BEST WEST TEX-MEX BURGERS
1/4 cup corn flake crumbs 2/3 cup Old El Paso Salsa 1 lb. extra-lean ground beef 3/4 cup nonfat sour cream 2 tablespoons Old El Paso Chopped Green Chiles (from 4.5-oz. can) 1/4 teaspoon ground cumin 6 (8 to 10-inch) fat-free flour tortillas 1 1/2 cups chopped leaf lettuce
In large bowl, combine corn flake crumbs and 3 tablespoons of the salsa; mix well. Add ground beef; mix well. Shape mixture into 6 round or long, narrow (hot dog-shaped) patties, 1/2 inch thick.
In small bowl, combine sour cream, green chiles and cumin; blend well. Set aside.
TO GRILL PATTIES: Preheat grill. Place patties on gas grill over medium heat or on charcoal grill 4 to 6 inches from medium coals. Cook on open grill for 11 to 13 minutes or until burgers are thoroughly cooked, turning once. Just before burgers are done, wrap tortillas in foil; place on grill for 1 minute to heat.
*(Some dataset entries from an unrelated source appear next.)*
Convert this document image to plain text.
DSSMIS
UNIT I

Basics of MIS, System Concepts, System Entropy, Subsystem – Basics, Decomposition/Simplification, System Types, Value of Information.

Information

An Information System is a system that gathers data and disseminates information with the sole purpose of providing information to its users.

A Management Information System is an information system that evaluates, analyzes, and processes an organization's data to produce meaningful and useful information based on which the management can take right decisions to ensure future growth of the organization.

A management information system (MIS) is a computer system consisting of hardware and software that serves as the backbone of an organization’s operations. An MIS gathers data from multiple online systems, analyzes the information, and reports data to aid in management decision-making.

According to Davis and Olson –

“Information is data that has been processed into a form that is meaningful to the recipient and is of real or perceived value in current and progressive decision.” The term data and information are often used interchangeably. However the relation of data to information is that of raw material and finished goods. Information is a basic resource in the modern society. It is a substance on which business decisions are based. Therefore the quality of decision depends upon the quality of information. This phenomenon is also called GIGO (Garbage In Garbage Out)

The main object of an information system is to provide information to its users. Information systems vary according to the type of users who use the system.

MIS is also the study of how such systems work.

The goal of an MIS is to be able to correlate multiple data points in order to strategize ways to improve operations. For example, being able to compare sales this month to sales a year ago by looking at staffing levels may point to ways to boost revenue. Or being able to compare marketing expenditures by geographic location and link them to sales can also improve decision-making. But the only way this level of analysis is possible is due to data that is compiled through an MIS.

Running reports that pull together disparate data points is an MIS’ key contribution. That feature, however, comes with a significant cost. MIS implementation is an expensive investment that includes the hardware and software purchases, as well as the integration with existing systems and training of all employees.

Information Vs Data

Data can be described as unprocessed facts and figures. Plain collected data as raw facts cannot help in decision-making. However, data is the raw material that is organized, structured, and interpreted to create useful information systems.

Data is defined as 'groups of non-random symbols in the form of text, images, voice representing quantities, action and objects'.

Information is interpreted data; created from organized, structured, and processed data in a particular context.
OR, TO BROIL PATTIES: Place on broiler pan; broil 3 to 4 inches from heat for 10 to 12 minutes or until burgers are thoroughly cooked, turning once. Warm tortillas.
TO SERVE: Sprinkle 1/4 cup lettuce down center of each tortilla. Top with burgers; spoon sour cream mixture over burgers. Roll up tortillas. Serve with remaining salsa.